Au bord du bassin de Corbières, dans les quartiers nord de Marseille, une trentaine d’enfants glissent leurs premières brassées. Âgés de 6 à 12 ans, ils viennent de La Castellane, de Saint‑Antoine ou de Kalliste. Pour beaucoup, c’est leur premier contact avec l’eau… et peut-être leur premier sentiment d’appartenance à leur ville.
Depuis 25 ans, L’association Le Grand Bleu milite pour que ces enfants apprennent à nager et, plus largement, deviennent citoyens à part entière. Fondé le 18 mai 2000 par Brahim Timricht, éducateur sportif de formation et ancien moniteur de kayak, le projet est simple : faire de la mer un espace d’inclusion sociale. « Je suis né ici. J’ai vu trop de gamins regarder la mer comme un truc pour les autres », explique-t-il.
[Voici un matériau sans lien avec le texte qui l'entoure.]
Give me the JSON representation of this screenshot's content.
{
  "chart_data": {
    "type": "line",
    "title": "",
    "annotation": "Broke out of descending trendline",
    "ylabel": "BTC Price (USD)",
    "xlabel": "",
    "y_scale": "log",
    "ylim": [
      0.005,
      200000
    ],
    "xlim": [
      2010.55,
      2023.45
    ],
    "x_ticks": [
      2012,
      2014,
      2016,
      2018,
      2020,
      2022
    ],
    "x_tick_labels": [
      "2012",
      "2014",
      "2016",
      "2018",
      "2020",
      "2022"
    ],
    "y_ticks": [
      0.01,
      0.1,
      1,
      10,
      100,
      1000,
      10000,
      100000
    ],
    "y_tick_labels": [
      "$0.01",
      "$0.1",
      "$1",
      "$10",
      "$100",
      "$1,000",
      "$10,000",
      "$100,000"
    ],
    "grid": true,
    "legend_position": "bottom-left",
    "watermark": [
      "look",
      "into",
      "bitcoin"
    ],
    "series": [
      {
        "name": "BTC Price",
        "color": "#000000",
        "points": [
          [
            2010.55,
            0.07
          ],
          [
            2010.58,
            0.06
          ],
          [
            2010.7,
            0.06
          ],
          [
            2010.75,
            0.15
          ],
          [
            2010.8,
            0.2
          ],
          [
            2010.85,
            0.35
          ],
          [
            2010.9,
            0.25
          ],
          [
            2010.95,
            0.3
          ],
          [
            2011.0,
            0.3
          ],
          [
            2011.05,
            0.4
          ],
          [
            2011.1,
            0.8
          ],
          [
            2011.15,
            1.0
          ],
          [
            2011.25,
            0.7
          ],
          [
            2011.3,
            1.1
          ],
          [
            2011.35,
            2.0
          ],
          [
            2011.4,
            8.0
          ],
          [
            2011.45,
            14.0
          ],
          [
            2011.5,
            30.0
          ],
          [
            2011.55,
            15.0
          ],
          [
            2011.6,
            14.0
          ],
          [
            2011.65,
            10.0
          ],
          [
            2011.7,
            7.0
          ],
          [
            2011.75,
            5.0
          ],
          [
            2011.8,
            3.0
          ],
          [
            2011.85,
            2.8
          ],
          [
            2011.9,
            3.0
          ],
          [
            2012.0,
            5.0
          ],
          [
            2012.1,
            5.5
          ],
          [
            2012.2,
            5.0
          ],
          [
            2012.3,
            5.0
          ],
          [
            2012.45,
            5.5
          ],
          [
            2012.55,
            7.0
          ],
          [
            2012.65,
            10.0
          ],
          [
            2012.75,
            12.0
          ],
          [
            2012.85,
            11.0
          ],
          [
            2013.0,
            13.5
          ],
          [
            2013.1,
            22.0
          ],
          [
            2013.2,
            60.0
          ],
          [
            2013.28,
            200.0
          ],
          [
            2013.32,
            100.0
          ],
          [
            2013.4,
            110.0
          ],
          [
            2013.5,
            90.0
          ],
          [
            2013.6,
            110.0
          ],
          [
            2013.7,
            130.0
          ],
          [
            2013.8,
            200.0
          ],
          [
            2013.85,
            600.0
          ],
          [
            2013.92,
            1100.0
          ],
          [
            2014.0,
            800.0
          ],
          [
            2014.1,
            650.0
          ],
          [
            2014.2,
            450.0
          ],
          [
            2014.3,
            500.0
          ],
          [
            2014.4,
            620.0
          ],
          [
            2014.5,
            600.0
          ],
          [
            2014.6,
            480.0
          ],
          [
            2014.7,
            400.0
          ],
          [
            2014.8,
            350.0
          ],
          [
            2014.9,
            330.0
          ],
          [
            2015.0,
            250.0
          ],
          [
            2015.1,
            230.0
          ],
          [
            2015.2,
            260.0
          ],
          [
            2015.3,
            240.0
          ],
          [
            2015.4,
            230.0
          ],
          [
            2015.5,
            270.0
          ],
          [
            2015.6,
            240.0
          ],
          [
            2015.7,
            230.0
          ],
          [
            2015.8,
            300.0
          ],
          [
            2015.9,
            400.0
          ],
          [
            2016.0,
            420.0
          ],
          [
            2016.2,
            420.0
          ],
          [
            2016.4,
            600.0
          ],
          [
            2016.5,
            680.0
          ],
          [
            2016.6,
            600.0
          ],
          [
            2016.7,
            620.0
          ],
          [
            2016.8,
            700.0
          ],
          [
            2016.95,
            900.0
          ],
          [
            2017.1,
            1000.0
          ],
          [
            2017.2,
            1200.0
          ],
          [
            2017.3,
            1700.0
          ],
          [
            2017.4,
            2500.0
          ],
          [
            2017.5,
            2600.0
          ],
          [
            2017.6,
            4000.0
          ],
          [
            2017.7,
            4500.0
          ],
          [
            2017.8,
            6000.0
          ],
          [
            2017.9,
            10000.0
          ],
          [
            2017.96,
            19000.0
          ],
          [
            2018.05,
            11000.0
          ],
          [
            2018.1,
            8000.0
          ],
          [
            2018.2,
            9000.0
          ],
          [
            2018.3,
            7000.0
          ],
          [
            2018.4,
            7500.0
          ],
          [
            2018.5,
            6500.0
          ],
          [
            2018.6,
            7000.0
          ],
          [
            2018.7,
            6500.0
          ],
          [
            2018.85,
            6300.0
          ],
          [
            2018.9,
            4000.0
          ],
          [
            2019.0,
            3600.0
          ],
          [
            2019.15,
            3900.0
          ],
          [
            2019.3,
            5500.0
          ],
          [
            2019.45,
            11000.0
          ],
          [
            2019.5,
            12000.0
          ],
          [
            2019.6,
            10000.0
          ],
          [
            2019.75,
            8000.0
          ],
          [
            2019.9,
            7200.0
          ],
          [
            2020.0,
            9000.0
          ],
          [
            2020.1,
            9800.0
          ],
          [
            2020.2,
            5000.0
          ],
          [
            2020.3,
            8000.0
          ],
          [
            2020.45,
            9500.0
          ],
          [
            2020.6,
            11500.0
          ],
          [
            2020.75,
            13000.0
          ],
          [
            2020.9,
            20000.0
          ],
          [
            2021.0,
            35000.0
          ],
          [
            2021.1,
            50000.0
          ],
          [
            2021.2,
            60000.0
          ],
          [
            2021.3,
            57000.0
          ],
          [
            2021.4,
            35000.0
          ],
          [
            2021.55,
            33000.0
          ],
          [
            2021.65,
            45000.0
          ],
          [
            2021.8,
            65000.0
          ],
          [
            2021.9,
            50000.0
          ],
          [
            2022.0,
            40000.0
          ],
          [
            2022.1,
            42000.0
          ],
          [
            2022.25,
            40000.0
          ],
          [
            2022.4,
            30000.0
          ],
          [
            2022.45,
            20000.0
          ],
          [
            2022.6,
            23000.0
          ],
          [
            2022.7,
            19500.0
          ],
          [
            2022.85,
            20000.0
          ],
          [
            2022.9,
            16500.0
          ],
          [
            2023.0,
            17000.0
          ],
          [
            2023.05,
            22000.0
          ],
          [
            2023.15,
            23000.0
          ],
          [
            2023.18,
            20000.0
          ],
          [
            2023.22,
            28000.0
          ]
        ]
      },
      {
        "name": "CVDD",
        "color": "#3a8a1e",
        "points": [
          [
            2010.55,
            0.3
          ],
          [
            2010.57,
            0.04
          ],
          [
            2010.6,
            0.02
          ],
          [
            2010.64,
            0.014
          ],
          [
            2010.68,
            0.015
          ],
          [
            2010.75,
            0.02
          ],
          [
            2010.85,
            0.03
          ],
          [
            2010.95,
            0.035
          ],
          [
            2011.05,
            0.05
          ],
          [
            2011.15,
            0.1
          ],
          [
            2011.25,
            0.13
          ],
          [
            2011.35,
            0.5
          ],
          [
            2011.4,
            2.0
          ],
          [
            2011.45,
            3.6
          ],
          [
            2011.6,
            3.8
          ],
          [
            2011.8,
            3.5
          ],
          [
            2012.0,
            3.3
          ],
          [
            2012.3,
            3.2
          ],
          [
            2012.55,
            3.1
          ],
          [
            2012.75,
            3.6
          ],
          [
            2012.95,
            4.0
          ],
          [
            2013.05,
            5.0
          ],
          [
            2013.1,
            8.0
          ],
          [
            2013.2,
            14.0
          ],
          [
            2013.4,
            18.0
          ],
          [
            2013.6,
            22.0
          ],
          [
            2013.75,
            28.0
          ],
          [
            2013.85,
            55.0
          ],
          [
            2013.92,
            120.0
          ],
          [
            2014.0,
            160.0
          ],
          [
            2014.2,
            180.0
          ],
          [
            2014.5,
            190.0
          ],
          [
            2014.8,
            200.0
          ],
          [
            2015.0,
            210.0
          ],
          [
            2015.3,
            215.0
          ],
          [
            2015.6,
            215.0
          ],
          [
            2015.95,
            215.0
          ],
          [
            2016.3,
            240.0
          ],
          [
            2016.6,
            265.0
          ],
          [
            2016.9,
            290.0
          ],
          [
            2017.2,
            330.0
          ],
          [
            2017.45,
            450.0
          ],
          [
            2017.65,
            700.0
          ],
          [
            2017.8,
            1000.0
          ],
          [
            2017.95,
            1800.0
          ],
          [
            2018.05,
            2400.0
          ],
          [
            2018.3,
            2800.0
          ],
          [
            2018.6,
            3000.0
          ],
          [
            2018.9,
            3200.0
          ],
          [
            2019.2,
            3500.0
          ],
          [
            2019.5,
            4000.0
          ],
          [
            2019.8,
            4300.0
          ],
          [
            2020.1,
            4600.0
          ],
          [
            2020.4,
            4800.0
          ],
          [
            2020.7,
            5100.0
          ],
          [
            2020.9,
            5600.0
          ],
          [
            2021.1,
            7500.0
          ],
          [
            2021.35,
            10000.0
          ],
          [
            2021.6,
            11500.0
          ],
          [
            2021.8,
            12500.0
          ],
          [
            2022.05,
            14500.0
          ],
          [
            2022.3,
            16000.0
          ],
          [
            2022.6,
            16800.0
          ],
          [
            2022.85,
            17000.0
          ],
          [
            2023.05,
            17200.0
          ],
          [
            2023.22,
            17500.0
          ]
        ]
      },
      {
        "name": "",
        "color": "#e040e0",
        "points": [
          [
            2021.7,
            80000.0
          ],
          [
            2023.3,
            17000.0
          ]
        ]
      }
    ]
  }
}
Marseille compte 14 piscines municipales pour 900 000 habitants, soit seulement 6 m² de bassin pour 1 000 personnes (contre 15‑18 m² ailleurs). Dans les quartiers nord, plus de 40 % des habitants sont en dessous du seuil de pauvreté, et un enfant sur deux ne sait pas nager en entrant au collège. Pour répondre à ces inégalités, l’association a recruté 32 salariés, œuvre dans toutes les piscines, de La Busserine à Corbières, et bénéficie de la générosité du Sofitel Marseille Vieux‑Port. « Les clients sont contents de voir des enfants émerveillés dans un lieu qui pouvait leur paraître inaccessible », souligne Caroline Prodhon, directrice de la communication de l’hôtel et plongeuse passionnée.
Du baptême à la formation : un parcours concret
L’an dernier, 2 200 enfants ont appris à nager grâce au Grand Bleu. Mais l’effort va au‑delà des cours de natation : depuis trois ans, l’association est devenue organisme de formation, avec un pôle dédié aux métiers de la natation et du secourisme marin. « On forme des maîtres‑nageurs sauveteurs en dix mois, via un contrat d’apprentissage. Et certains décrochent des CDI dans les piscines ou sur les plages privées », raconte Brahim.
L’action s’exporte même hors de France. Fin avril, 50 enfants algériens ont bénéficié du même programme au Sofitel d’Alger, en partenariat avec l’Éducation nationale algérienne. « On forme aussi le personnel de l’hôtel et les piscinistes. La plupart sont des filles, d’ailleurs », précise Brahim, sourire en coin.
En parallèle, l’association a investi en 2023 une ancienne poste dans les quartiers nord pour y créer un tiers‑lieu : espace de formation, de vie collective, de transmission. C’est là que se croisent aujourd’hui jeunes en formation, mamans engagées, et anciens élèves devenus enseignants.
Une reconnaissance qui donne de la voix
En 2024, One Provence, l’agence de valorisation du territoire métropolitain Aix‑Marseille‑Provence, a distingué Brahim comme « acteur des transitions ». Ce label n’apporte pas d’argent, mais confère visibilité, légitimité et ouverture auprès des institutions. « Je ne cours pas après les médailles. Mais ce soutien aide vraiment à ouvrir des portes », reconnaît‑il.
Dans une ville marquée par de fortes inégalités, l’action du Grand Bleu rejoint un combat majeur : le droit à la mer et aux équipements communs. Ici, apprendre à nager, c’est se donner les clés de l’émancipation, de l’intégration, de la sécurité. Ce n’est pas un luxe : c’est un droit.